Según las profesoras del Departamento de Estudios de Comunicación Cilia Willem, Iolanda Tortajada y Núria Araüna, también miembros del grupo de investigación Asterisc, estos marcadores de clase sirven para establecer límites entre las chicas en las redes sociales, donde la norma es la autosexualización

Una de las preocupaciones de las chicas que han participado en los grupos de discusión ha sido evitar ser etiquetadas como chonis cuando construyen una imagen atractiva. A lo largo de la investigación, ellas han expresado la presión que sienten por erotizar, ya sea a través del refuerzo positivo del grupo de iguales o por el peso de una cultura mediática que cosifica a las mujeres. Y a la vez, son juzgadas por esta sexualización.

Los resultados del trabajo coinciden con el estereotipo con el que son cargadas las mujeres de clase trabajadora en otros contextos culturales como, por ejemplo, en el Reino Unido, donde la figura de la chav femenina es vista como una exhibición continua de falta de cultura, de estilo y de gusto.

A pesar de que hay un cierto grado de control del estilo y del gusto que proporciona a las chicas guías sobre cómo no perjudicar su reputación sexual y social, los juicios de los demás se escapan de su control. 

Así, para la pija, definir a la choni es establecer la línea que no se debe pasar, aquello que justifica la propia autosexualización, presentada como una exhibición casi artística. A pesar de que pijas y chonis son susceptibles de recibir críticas de carácter sexual, la mayoría de los participantes en la investigación afirmaban que las autopresentaciones de las pijas acababan esquivando la sanción y otorgándoles popularidad y estatus.

No solo los chicos etiquetan a las chicas como chonis sino que, de manera defensiva, también lo hacen las chicas entre ellas. Obviamente, todos reconocen y aplican la dualidad, pero intentan posicionarse fuera.
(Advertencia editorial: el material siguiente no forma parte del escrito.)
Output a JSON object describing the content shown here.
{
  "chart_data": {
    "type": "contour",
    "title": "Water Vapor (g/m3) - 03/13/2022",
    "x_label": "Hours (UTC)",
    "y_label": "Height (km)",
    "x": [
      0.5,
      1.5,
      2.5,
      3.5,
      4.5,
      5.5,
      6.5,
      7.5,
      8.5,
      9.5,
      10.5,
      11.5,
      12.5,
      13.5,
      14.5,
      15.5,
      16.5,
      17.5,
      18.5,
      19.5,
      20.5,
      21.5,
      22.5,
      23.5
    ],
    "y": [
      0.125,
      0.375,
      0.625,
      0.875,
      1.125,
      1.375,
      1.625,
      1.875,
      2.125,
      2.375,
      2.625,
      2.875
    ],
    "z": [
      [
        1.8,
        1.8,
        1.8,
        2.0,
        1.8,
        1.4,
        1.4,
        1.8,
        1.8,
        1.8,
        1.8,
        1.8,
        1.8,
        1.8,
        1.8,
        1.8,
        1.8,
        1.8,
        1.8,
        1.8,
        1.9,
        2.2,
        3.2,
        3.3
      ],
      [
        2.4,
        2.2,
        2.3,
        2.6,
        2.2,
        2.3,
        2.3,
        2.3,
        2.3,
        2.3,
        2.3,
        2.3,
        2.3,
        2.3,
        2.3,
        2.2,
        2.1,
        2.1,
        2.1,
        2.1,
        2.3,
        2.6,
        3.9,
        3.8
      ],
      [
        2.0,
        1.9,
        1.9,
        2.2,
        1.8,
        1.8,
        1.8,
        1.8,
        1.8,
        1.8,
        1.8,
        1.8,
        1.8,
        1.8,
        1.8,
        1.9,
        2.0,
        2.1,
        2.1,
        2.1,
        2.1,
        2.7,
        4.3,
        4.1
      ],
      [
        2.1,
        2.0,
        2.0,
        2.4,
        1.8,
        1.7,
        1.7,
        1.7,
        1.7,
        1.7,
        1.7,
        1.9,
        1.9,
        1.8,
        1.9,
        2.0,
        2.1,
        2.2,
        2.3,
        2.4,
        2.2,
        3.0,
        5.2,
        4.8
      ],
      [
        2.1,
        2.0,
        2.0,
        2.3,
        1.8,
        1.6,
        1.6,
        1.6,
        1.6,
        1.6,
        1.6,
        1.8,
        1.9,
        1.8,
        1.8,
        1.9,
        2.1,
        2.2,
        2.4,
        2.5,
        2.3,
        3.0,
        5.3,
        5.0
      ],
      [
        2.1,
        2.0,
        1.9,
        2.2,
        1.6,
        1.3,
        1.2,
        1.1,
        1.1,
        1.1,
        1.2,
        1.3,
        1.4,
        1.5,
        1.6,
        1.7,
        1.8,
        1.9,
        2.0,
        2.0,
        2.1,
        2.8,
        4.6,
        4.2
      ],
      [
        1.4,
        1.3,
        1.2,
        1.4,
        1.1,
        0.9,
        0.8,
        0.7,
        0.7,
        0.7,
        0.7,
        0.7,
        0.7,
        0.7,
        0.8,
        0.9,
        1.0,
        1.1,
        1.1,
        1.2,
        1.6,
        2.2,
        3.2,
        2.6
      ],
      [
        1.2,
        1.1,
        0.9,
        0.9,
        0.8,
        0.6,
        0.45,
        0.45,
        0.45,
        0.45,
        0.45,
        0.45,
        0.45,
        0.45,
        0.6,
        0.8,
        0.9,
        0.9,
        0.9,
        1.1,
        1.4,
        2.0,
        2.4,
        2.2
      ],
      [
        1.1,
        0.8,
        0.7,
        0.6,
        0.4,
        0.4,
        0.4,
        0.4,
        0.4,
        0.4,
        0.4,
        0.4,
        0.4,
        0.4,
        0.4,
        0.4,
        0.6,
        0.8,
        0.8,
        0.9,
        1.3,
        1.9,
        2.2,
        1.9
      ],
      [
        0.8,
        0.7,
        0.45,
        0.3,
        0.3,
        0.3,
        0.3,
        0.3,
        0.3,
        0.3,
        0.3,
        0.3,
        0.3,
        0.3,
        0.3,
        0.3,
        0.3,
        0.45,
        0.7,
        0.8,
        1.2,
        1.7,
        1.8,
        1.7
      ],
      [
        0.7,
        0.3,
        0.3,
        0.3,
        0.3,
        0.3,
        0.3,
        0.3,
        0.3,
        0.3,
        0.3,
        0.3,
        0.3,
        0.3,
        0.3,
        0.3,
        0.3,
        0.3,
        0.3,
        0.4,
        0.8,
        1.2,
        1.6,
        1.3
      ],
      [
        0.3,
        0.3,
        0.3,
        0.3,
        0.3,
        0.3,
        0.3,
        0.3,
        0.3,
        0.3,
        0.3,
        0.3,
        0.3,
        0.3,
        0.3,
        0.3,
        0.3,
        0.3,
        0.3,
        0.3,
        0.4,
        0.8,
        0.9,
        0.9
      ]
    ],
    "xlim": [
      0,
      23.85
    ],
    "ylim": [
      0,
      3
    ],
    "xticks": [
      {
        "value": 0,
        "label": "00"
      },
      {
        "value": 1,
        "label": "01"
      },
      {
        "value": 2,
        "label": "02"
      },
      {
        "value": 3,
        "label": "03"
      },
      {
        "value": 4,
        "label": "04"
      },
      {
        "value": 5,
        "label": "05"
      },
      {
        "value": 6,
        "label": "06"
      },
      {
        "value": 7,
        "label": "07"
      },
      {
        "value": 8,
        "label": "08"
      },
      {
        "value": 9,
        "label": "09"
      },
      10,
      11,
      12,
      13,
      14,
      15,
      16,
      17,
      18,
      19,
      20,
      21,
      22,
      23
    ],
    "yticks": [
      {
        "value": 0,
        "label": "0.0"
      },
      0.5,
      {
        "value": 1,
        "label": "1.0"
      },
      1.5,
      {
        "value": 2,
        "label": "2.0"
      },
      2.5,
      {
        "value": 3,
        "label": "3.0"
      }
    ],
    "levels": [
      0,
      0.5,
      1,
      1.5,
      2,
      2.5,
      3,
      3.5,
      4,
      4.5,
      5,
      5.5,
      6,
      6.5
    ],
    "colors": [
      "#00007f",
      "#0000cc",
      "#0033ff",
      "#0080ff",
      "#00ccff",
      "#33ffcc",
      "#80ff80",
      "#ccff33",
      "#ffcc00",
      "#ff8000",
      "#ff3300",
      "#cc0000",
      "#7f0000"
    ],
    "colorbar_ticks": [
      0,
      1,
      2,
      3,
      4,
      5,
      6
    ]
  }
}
Así, con el objetivo de librarse del estigma de la choni lo transfieren a otras. Esta carencia de solidaridad de clase entre mujeres, tal como expresan todas las personas que han participado en el trabajo, es un aspecto del postfeminismo muy estudiado. 

A la estigmatización de género y de clase se deben añadir los juicios a las chonis como «imprudentes» por compartir o subir fotos sexualizadas en una sociedad que responsabiliza a las mujeres de las agresiones que sufren.

Después de haber estudiado las desigualdades de género y de clase social entre la población adolescente en las redes sociales desde el año 2008, este equipo de investigación de la URV acaba de poner en marcha un proyecto I+D sobre la dimensión apoderadora de las creaciones audiovisuales en red llevadas a cabo por youtubers.